How to Handle Family’s Political Differences

Ask the Life Coach


Dear Coach,

Another holiday is coming up. Because there are fewer family members gathering, Easter will not be as problematic as Christmas. However, coming together will still create a tense, if not downright hostile, environment because of our political differences.

Do you have any suggestions on how to handle the political divide that is disrupting our family unity and my sanity?

Signed,
Helpless in Goodland


Dear Helpless,

Unfortunately, you are not alone. The polarization of politics in this country is causing difficulty for many families and friends. According to a poll taken over a year ago, sixteen percent of responders said they have stopped talking to a family member or friend because of their political differences.

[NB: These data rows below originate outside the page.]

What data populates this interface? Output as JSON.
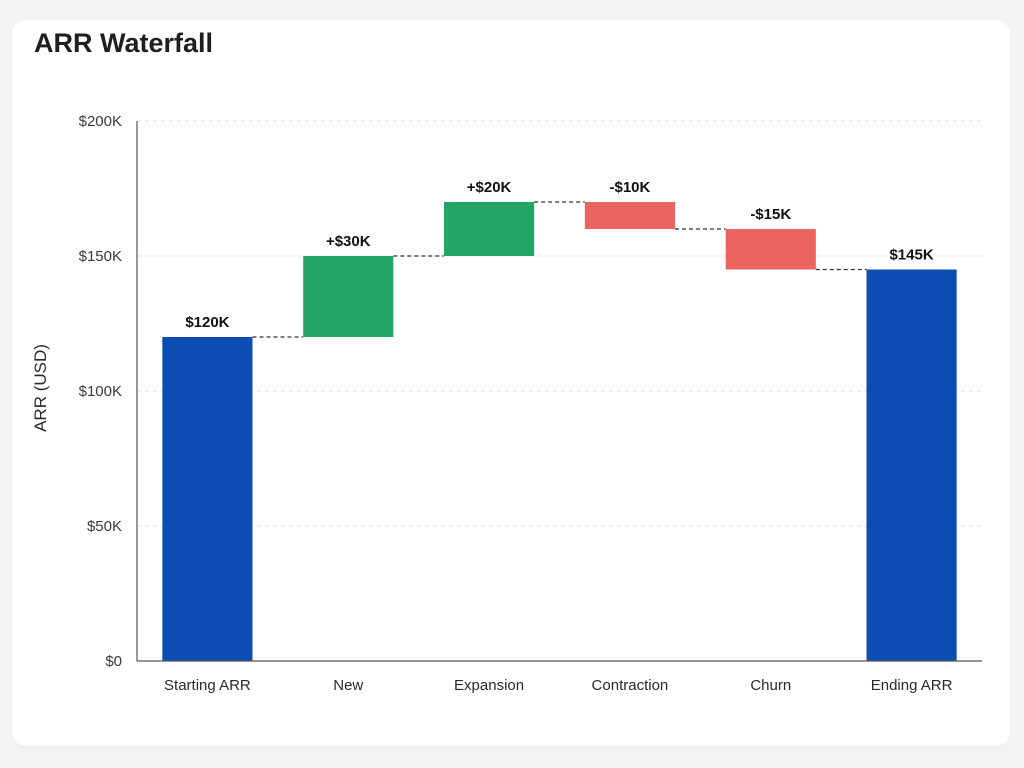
{
  "chart_data": {
    "type": "bar",
    "subtype": "waterfall",
    "title": "ARR Waterfall",
    "xlabel": "",
    "ylabel": "ARR (USD)",
    "ylim": [
      0,
      200000
    ],
    "yticks": [
      0,
      50000,
      100000,
      150000,
      200000
    ],
    "ytick_labels": [
      "$0",
      "$50K",
      "$100K",
      "$150K",
      "$200K"
    ],
    "grid": true,
    "categories": [
      "Starting ARR",
      "New",
      "Expansion",
      "Contraction",
      "Churn",
      "Ending ARR"
    ],
    "values": [
      120000,
      30000,
      20000,
      -10000,
      -15000,
      145000
    ],
    "kinds": [
      "total",
      "delta",
      "delta",
      "delta",
      "delta",
      "total"
    ],
    "data_labels": [
      "$120K",
      "+$30K",
      "+$20K",
      "-$10K",
      "-$15K",
      "$145K"
    ],
    "connectors": true,
    "colors": {
      "total": "#0b4db3",
      "increase": "#22a565",
      "decrease": "#ea6560"
    }
  }
}
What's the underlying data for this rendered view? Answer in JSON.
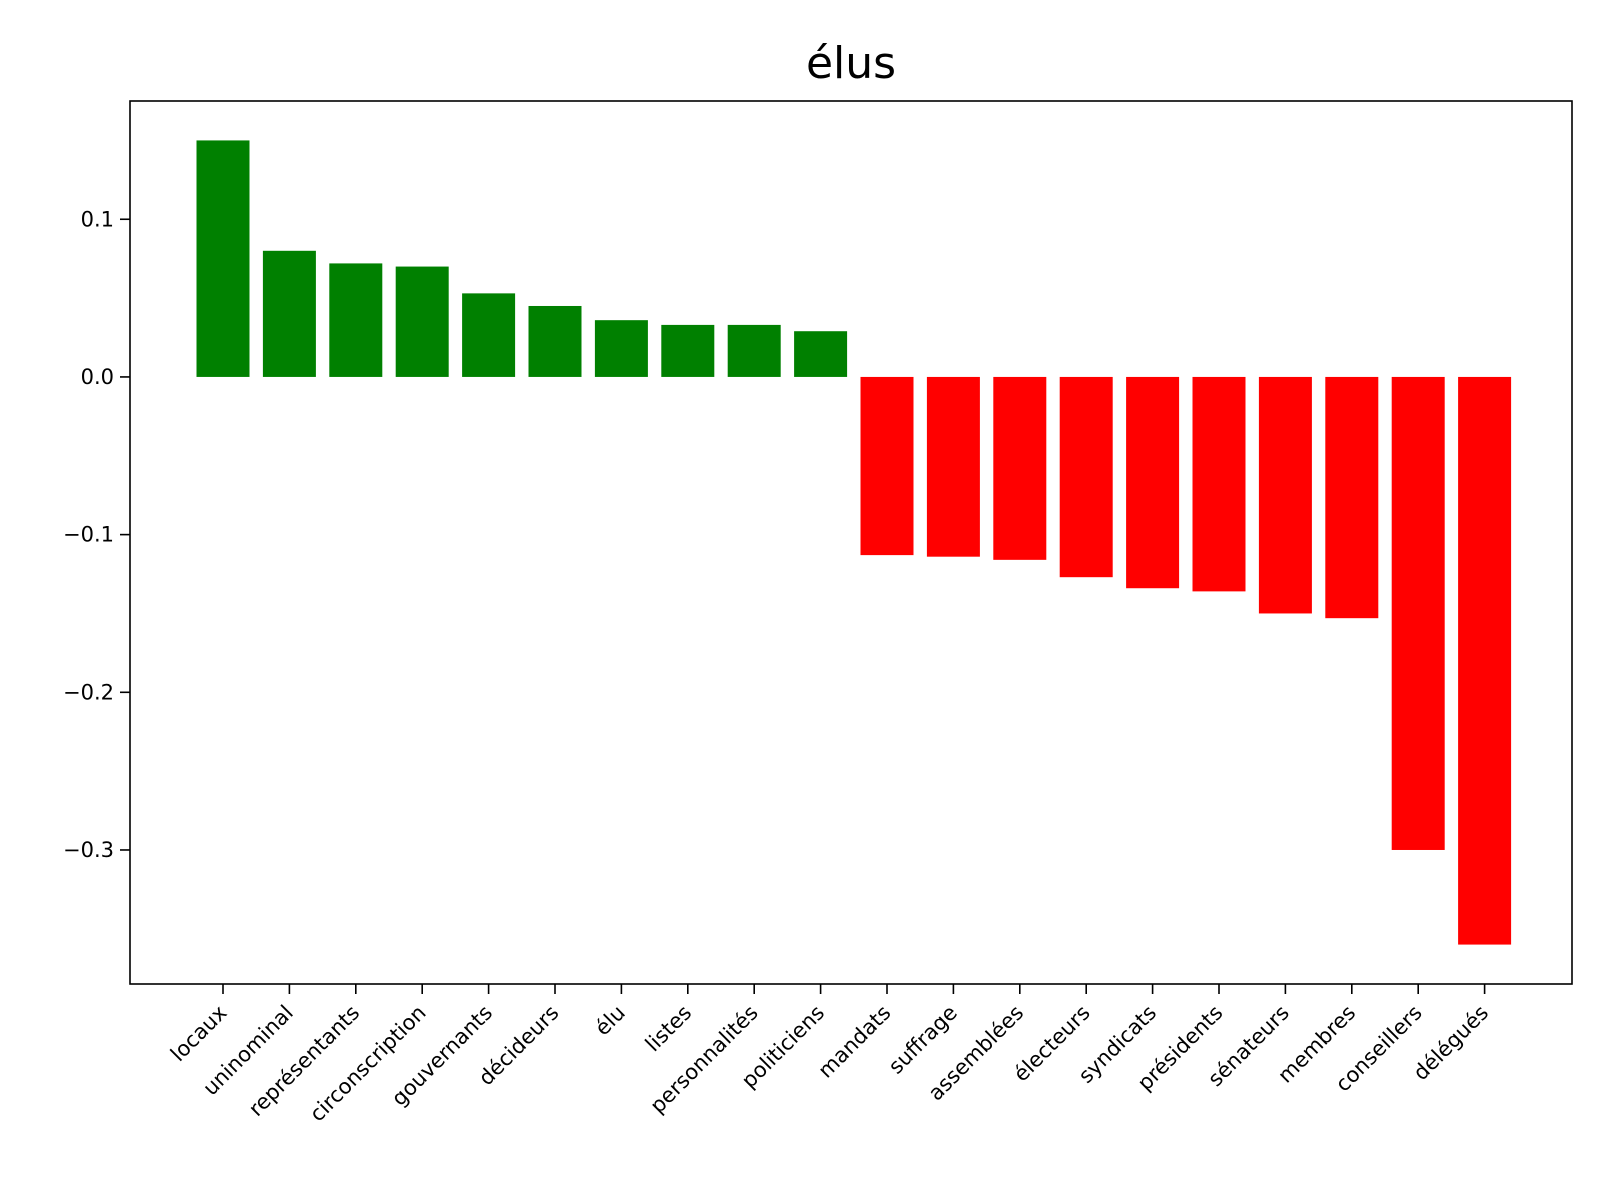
{
  "chart_data": {
    "type": "bar",
    "title": "élus",
    "xlabel": "",
    "ylabel": "",
    "categories": [
      "locaux",
      "uninominal",
      "représentants",
      "circonscription",
      "gouvernants",
      "décideurs",
      "élu",
      "listes",
      "personnalités",
      "politiciens",
      "mandats",
      "suffrage",
      "assemblées",
      "électeurs",
      "syndicats",
      "présidents",
      "sénateurs",
      "membres",
      "conseillers",
      "délégués"
    ],
    "values": [
      0.15,
      0.08,
      0.072,
      0.07,
      0.053,
      0.045,
      0.036,
      0.033,
      0.033,
      0.029,
      -0.113,
      -0.114,
      -0.116,
      -0.127,
      -0.134,
      -0.136,
      -0.15,
      -0.153,
      -0.3,
      -0.36
    ],
    "ylim": [
      -0.385,
      0.175
    ],
    "yticks": [
      0.1,
      0.0,
      -0.1,
      -0.2,
      -0.3
    ],
    "ytick_labels": [
      "0.1",
      "0.0",
      "−0.1",
      "−0.2",
      "−0.3"
    ],
    "grid": false,
    "legend": "none",
    "colors": {
      "positive": "#008000",
      "negative": "#ff0000"
    }
  }
}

The problem isn’t so much in our disagreement but in our hostility and uncivilized expression of our opinions. It seems as if there is no room for conversation.

As the hostess or head of the family, make an effort to deescalate discussions that are likely to end in an argument or hurt feelings. Redirect the conversation if possible. If this doesn’t work, ask, “Why are you so determined to discuss politics?”

Having a strong, supportive family requires accepting differences and flaws. Ask your family, “Is being right worth causing a family divide?” Remind them that they are in charge of their emotions and actions. This is true for you as well. If you respond with hostility, the conflict will escalate. Lower your voice and slow your speech. Remind your family that their discussion is to promote information exchange, not to change minds.

Accepting family members for who they are rather than who you want them to be can pose a challenge. It sounds like you’re up for it. Happy Easter!